PROBLEM gambling in the North East is set to be tackled by Neighbourhood Houses and an Aboriginal group.
The Victorian government is giving $159,800 to the Upper Murray Regional Neighbourhood House Network and $200,000 to Mungabareena Aboriginal Corporation.
The network has 16 houses from Yarrawonga to Corryong and south to Myrtleford and Mount Beauty.
Acting network co-ordinator Loretta Waters, who is based at Wangaratta's Open Door house, said problem gambling was a major concern across demographics.
"It's not only the low socio-economic group, we have tradies and parents and employed people that find their gambling spend is in excess of their income," Ms Waters said.
"Finding alternative activities at some of those risk times - after work, lunch time and weekends - that's an area Neighbourhood Houses have the flexibility to address."
The network's project will involve developing "local strategies to prevent and reduce harm" with a particular focus on loneliness.
An eastern suburbs Neighbourhood House network in Melbourne has run a similar program which will provide a model for the Upper Murray.
Wodonga-based Mungabareena Aboriginal Corporation has received its cash for a cultural program.
According to an outline the $200,000 will be used for "a suite of activities including cultural inductions for new Australians, cultural exchange events, monthly cultural connection activities, annual cultural festivals".
Great to announce $2m funding for the Prevention Partnerships Program @vicrgf Gambling Harm Awareness Week to break the stigma around problem gambling.
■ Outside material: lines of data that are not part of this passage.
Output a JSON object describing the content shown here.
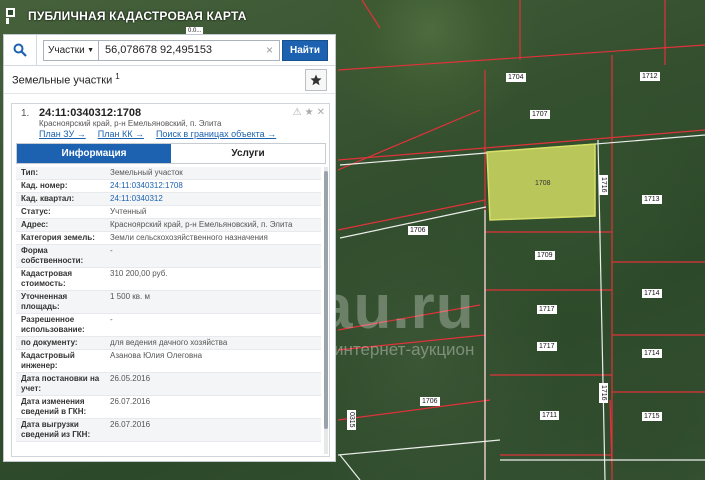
{
  "app": {
    "title": "ПУБЛИЧНАЯ КАДАСТРОВАЯ КАРТА"
  },
  "search": {
    "type_label": "Участки",
    "query": "56,078678 92,495153",
    "find_label": "Найти"
  },
  "section": {
    "title": "Земельные участки",
    "count": "1"
  },
  "result": {
    "index": "1.",
    "cad_number": "24:11:0340312:1708",
    "address": "Красноярский край, р-н Емельяновский, п. Элита",
    "links": [
      "План ЗУ →",
      "План КК →",
      "Поиск в границах объекта →"
    ]
  },
  "tabs": [
    "Информация",
    "Услуги"
  ],
  "properties": [
    {
      "k": "Тип:",
      "v": "Земельный участок"
    },
    {
      "k": "Кад. номер:",
      "v": "24:11:0340312:1708",
      "link": true
    },
    {
      "k": "Кад. квартал:",
      "v": "24:11:0340312",
      "link": true
    },
    {
      "k": "Статус:",
      "v": "Учтенный"
    },
    {
      "k": "Адрес:",
      "v": "Красноярский край, р-н Емельяновский, п. Элита"
    },
    {
      "k": "Категория земель:",
      "v": "Земли сельскохозяйственного назначения"
    },
    {
      "k": "Форма собственности:",
      "v": "-"
    },
    {
      "k": "Кадастровая стоимость:",
      "v": "310 200,00 руб."
    },
    {
      "k": "Уточненная площадь:",
      "v": "1 500 кв. м"
    },
    {
      "k": "Разрешенное использование:",
      "v": "-"
    },
    {
      "k": "по документу:",
      "v": "для ведения дачного хозяйства"
    },
    {
      "k": "Кадастровый инженер:",
      "v": "Азанова Юлия Олеговна"
    },
    {
      "k": "Дата постановки на учет:",
      "v": "26.05.2016"
    },
    {
      "k": "Дата изменения сведений в ГКН:",
      "v": "26.07.2016"
    },
    {
      "k": "Дата выгрузки сведений из ГКН:",
      "v": "26.07.2016"
    }
  ],
  "map": {
    "labels": [
      "1704",
      "1712",
      "1707",
      "1708",
      "1716",
      "1713",
      "1706",
      "1709",
      "1714",
      "1717",
      "1717",
      "1714",
      "1706",
      "1711",
      "1715",
      "1716",
      "0315",
      "0.0..."
    ],
    "selected_color": "#b9c65a"
  },
  "watermark": {
    "main": "au.ru",
    "sub": "интернет-аукцион"
  }
}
Congratulations to the 14 recipients, many of which represent regional and culturally and linguistically diverse communities. pic.twitter.com/ChSdOOYMTJ— Marlene Kairouz MP (@MarleneKairouz) October 10, 2019
Exactly how those measures relate to tackling problem gambling is unclear with the corporation's chief executive Belinda Stephens not returning The Border Mail's calls on Thursday.
News of the funding, announced to coincide with Gambling Harm Awareness Week, comes as spending on poker machines balloons in some parts of the North East.
The most recent monthly data from the Victorian Commission for Gambling and Liquor Regulation shows $891,895 was outlaid on 154 poker machines in August in Wangaratta.
That compares to $794,114 (July) and $637,654 (June).
Overall in the last financial year a record $8.873 million was spent on pokie machines in Wangaratta with the total rising each 12 months since 2012-13.
Benalla also had record expenditure in 2018-19 with $11.077 million spent on 240 poker machines.
In August it broke seven figures for monthly spending with $1.044 million.
By comparison the outlay in more heavily populated Wodonga was $7.643 in 2018-19, dropping from $7.768 in 2017-18.
However that was across fewer machines, 135, at three venues.